З життя
Когда бабушка и дедушка были рядом, я считал их своей настоящей семьёй.

Пока жили мои бабушка с дедом, считал их главной семьёй.
Почему?
Мать вечно пропадала в хлопотах о матерях-одиночках — работала соцработником. Отец же, творческая душа, метался между театром, живописью да прочей ерундой, пока вовсе не сгинул в житейских волнах.
Любила ли она меня? Да, но порывисто, урывками. Раз в неделю примчится к нам в деревню, нагруженная продуктами да гостинцами. Обрушит на меня шквал жарких поцелуев, отобедает с дедом под рюмочку (бабка глаза в пол опустит, скатерть разглаживает), наболтает о делах — и снова исчезнет. На неделю, а то и дольше, если «завал» на работе.
А мы с «предками» продолжали жить размеренно: бабушкин огород, дедовы лесные вылазки, их бесконечные разговоры за вечерним самоваром о былом.
Бабка моя — статная, величавая. До седин коса густая, которую каждую субботу после бани расчёсывала полукруглым гребнем — ещё прабабкиным. Дед — сухопарый, весь в морщинах, будто кора старой сосны. Рубаха на нём всегда отглажена, хоть под воротник загляни — чистота!
«Мужики у нашей Марфы — чисты, как стеклышко!» — соседи говорили. Я потом в школе долго не мог понять: почему «вульца» вдруг стала «улицей»?
Кого любил больше? Да они для меня сливались в одно целое, пахнущее щами да махоркой, парным молоком и сеном.
Проснёшься утром — над тобой дедово лицо, словно икона в киоте. Губы шершавые шепчут:
«Вставай, Николаша! Баба Катя пирог с капустой испекла. А в лесу ёж нас ждёт — новую байку расскажет».
Целует в щёку мельком, щетиной колется. Я нытьё завожу:
«Не-е-ет, деда-а! Спать хочу… И пирог чтоб с вишней!»
«Щас исправим!» — кричит он в сторону кухни:
«Кать! Внук наш варенья захотел! Слышь?»
Из сеней бабушка выглядывает:
«Да уж настряпала, в вазочке малиновое! Живо за стол!»

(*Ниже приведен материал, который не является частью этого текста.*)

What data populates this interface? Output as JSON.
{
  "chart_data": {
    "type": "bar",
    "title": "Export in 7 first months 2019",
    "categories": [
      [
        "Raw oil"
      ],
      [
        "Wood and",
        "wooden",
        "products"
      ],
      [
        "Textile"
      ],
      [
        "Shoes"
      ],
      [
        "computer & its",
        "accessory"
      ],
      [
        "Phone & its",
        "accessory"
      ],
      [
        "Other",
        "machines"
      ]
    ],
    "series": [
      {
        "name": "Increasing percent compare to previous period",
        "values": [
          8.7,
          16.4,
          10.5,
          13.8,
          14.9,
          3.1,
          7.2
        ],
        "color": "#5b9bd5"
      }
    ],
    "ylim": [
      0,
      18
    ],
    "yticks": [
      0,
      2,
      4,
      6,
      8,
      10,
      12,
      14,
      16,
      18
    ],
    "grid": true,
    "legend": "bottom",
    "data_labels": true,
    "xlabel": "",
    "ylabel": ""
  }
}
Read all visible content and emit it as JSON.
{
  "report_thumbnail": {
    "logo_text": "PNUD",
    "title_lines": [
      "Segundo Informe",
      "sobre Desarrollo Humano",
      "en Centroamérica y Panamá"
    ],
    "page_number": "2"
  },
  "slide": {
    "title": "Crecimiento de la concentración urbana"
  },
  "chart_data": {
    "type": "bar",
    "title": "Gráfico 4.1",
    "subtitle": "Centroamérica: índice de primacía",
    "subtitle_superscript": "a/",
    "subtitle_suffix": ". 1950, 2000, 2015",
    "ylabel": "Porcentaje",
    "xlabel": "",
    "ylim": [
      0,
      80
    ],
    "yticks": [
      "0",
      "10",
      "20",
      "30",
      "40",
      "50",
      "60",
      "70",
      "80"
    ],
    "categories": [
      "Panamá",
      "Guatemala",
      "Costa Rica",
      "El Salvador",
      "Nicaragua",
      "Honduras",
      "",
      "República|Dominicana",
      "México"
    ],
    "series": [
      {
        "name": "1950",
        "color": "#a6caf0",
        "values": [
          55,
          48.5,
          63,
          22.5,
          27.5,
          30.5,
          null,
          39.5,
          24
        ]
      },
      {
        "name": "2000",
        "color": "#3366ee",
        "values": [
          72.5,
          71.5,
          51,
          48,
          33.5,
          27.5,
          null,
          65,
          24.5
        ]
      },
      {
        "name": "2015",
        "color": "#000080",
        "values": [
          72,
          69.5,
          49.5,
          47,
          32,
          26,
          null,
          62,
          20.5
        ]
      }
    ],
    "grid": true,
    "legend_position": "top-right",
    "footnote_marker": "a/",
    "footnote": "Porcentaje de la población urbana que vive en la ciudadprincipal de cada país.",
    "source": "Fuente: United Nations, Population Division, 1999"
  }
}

Умываюсь под их присмотром. Бабка полотенце держит с вышитым зайцем (крестиком!), дед ворчит: «Давай-ка, сам утру!»
Завтракаем с дедом. Бабка вокруг крутится, подливает щи, подкладывает блины. Потом встаём, бурчим:
«Спасибо, мать…»
«Ага, баба…» — и на крыльцо покурить выходим.
Дед дымит, я рядом ёжусь, руки по-взрослому на коленки кладу.
«Ну что, жить будем?» — спрашивает.
Кивну, не сразу:
«Ага…»
Плюём на окурок синхронно (дед потом мне его под нос тычет — смеётся!), кричим в дом:
«Кать! Ничё не надо? В лес уходим!»
Из глубины доносится:
«Идите! Да грибов прихватите — ужин варить!»
Идём с корзинами (мою дед из лозы сплёл — миниатюрную). Он поясняет: почему у совы глаза круглые, почему отец сгинул, почему мать редко бывает, почему бабка краше всех в деревне, а он — «так себе» (сам так говорит).
К полудню возвращаемся — грибы, травы для чая, шишки для растопки. Бабка кормит нас, потом укладывает меня в сенях на лавке — «чтобы обед усвоился». Дед тулупом старым укрывает, сидит рядом, пока не прилетит Синяя Птица — спросит: «Николаша, бабу с дедом сегодня не расстроил?»
Честно в глаза ей смотрю… и просыпаюсь. А на столе — кружка молока с мёдом да каравай свежий.
Потом с дедом дрова колем, забор чиним. Бабка в огород идёт «бездельничать» — а возвращается с свёклой да укропом.
Сейчас я старше их тогдашних лет. Лежу после инфаркта в больнице, думаю: надо выкарабкаться. Чтобы кто-то помнил, как пахнет дым от печки, как шелестит берёза под окном, как звучит дедово: «Жить будем?»